Quand on pense aux films réalisés par John Carpenter, le premier qui nous vient en tête est souvent Halloween, cet homme marchant éternellement vers une destination où chaque personne croisant son chemin se retrouve arrachée de sa vie par un grand couteau de boucher. Ses yeux diaboliques et son visage, caché sous un masque en latex, représentent parfaitement la mort qui marche. Il y a aussi The Thing, film à huis clos glacial où la terreur mystique lovecraftienne et la folie macabre se croisent pour former un tout. Ce n’est pas dans ces lignes que vous aurez un avis sur ces films. Ici, je m’intéresse aux prémices de ce qu’est John Carpenter : Dark Star.

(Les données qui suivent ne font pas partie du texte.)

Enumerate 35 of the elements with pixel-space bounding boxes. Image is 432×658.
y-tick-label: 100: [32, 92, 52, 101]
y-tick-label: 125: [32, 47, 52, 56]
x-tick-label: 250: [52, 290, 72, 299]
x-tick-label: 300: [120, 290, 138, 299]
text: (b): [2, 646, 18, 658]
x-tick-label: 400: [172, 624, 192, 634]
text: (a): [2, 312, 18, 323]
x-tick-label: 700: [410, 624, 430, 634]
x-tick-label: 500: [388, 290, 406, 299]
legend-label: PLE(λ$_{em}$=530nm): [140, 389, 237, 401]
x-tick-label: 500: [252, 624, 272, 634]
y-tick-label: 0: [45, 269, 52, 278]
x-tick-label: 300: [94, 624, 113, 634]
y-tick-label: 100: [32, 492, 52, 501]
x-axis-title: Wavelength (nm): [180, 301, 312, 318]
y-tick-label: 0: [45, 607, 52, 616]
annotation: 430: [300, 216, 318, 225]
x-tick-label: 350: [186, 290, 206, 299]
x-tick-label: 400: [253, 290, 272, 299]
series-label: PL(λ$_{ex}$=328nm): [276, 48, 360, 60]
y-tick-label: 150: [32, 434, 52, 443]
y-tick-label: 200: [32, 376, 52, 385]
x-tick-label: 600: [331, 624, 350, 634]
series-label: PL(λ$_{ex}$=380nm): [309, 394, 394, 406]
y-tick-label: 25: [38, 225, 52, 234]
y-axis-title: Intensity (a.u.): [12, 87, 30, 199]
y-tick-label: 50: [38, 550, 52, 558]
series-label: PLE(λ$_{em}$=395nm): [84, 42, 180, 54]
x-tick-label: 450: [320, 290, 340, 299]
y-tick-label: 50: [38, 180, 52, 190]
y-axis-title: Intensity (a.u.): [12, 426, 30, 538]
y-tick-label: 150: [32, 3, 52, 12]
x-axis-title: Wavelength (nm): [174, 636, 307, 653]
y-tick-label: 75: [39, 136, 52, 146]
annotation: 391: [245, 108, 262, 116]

Dark Star est le nom donné à un vaisseau spatial ayant un seul but : détruire les planètes encombrantes de notre système solaire. 20 ans, c’est le nombre d’années durant lesquelles le lieutenant Doolittle, le sergent Pinback et les deux astronautes Boiler et Talby exercent ce métier d’abolition planétaire. Vingt années d’ennui, voguant aux confins de l’espace, où chaque tâche est répétitive. L’arrivée d’une tempête électromagnétique vient briser cette lassitude, elle cause un dérèglement du système d’armement. La vingtième bombe, s’apprêtant à exploser une énième planète va mettre en danger tout l’équipage.

© Splendor Films

Réalisé pour un budget de départ allant jusqu’à 6 000 $ (anecdote qui fera plaisir à tous les férus de statistiques), c’est dans les années 70 que Carpenter commence à tourner son film. Composé des acteurs et de l’équipe de tournage, tous bénévoles, on constate au premier regard que le film est produit avec les moyens du bord. Tout est recyclé, tiges métalliques et demi-bouts de polystyrène pour façonner un semblant de cockpit. Avec l’aide de Dan O’Bannon, Carpenter donne vie à son vaisseau et à son histoire loufoque. Pour la première fois, le duo crée une histoire où la dérision est mise en avant. Un équipage vu par les Terriens comme des dieux sauvant l’humanité. Ici dorment les prémices de ce que va être le mélange parfait du réalisateur, un soupçon de comique saupoudré d’horreur, une exploration dans les tréfonds de l’humanité et de ce que l’homme peut faire de pire (comme du meilleur). La tristesse des moments solitaires des personnages contraste avec ce que doit faire un équipage, rester soudé.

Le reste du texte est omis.